Their predicaments were similar. Tucker and Tyson were both getting the worst of it. But where Tyson reacted so despicably when confronted by impending defeat, Tucker took his lumps, dare I say it, like a man.

A look of stoic resignation settled on the American veteran's face as Hide belaboured him with a speed of punch rare in heavyweight boxing. But Tucker did not look for an easy way out. Rather than bite his opponent, he bit the bullet. Twice he was knocked down, twice he dragged his 38- year-old frame into an upright position. When Tucker was floored a third time, the matter was taken out of his hands. Referee Raul Caiz had no option but to employ the WBO's three-knockdown rule after two minutes and 45 seconds of round two.

Hide more than anyone will be disappointed that Tyson lacked Tucker's moral fibre. The promoter, Frank Warren, had promised the Norfolk-Nigerian a date with Tyson at Carrow Road if both emerged victorious from their title fights. But Hide can console himself in having proved his capability to beat bigger, more experienced fighters. This had been put into doubt by his humiliating, six-knock down defeat at the fists of Riddick Bowe in March 1995.

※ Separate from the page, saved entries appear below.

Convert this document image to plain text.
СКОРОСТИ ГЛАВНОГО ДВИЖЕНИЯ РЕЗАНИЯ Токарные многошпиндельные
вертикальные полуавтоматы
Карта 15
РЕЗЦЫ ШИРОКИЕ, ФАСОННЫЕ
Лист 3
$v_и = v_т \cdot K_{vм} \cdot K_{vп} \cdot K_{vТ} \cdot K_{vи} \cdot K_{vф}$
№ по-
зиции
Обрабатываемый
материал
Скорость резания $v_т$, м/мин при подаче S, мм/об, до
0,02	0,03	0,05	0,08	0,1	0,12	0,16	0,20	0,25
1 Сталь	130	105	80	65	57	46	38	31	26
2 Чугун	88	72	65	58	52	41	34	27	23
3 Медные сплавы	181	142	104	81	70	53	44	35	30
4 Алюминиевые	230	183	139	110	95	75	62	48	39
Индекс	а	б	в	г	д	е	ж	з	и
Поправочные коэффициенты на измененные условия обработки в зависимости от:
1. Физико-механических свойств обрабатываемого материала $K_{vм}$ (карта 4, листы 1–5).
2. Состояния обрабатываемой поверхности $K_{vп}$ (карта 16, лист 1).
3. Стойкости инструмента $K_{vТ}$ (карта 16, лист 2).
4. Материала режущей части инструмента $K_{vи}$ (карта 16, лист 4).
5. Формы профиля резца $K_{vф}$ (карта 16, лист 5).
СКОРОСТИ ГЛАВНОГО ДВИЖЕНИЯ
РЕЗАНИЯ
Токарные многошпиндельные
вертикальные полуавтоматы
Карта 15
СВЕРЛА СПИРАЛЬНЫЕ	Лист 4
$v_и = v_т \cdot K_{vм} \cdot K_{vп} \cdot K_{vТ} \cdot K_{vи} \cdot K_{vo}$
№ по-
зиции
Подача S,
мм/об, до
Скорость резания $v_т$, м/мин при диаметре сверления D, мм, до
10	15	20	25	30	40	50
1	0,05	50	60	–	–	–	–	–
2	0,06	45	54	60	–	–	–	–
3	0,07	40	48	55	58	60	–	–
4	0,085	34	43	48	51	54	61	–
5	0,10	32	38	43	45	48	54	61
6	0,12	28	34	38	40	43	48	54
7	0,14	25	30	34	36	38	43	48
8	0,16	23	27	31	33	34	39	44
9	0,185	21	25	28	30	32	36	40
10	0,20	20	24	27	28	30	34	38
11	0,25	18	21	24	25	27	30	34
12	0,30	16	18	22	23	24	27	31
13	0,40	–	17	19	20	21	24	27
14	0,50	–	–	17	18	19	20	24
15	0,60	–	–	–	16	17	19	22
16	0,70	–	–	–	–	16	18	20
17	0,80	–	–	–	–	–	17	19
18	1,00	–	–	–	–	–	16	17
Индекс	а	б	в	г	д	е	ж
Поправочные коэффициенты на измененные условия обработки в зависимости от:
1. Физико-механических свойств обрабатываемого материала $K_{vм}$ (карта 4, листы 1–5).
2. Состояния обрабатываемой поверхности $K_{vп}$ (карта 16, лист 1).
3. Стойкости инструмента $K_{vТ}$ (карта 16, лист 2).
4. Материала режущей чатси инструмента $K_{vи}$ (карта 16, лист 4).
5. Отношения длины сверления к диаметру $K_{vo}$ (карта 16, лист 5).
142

Unlike Holyfield, the transformation from cruiserweight to heavyweight had not gone smoothly for Hide, who had the appearance of a fighter caught between two stalls; he could add weight enough to compete in the higher division, but floundered in the search for corresponding strength. That in itself need not have proved fatal to Hide's dream of heavyweight success; his speed of hand and foot could offset such a deficit. But to capitalise fully on the gifts at his disposal, Hide needed to display a degree of self-control that appeared to be beyond him.

Tyson was by no means the first fighter to bite an opponent. Hide, for one, had sunk his teeth into the shoulder of Michael Bentt during the March 1994 fight that saw him become WBO champion for the first time. And "careless" use of the head brought about his downfall, and the loss of the title, against Bowe one year later. Bowe was being soundly outboxed until the butt brought him to life, with chilling effectiveness. A series of run-ins with the police further marked Hide as psychologically fragile.

But against Tucker, for the first time in his 31-fight career (30 wins), Hide put it all together and showed that he can compete at the heavyweight division's highest level. Bigger nights and bigger wins await him.

The chief supporting contest at Norwich Sports Village saw another local fitter put himself in line for a world title shot when Jon Thaxton, the WBO and International Boxing Federation Intercontinental light-welterweight champion, knocked out the German-based Armenian Gagik Kachatrian in two rounds. Frank Warren promised that the ticket-selling efforts of Thaxton and family had ensured such a challenge would take place in Norwich.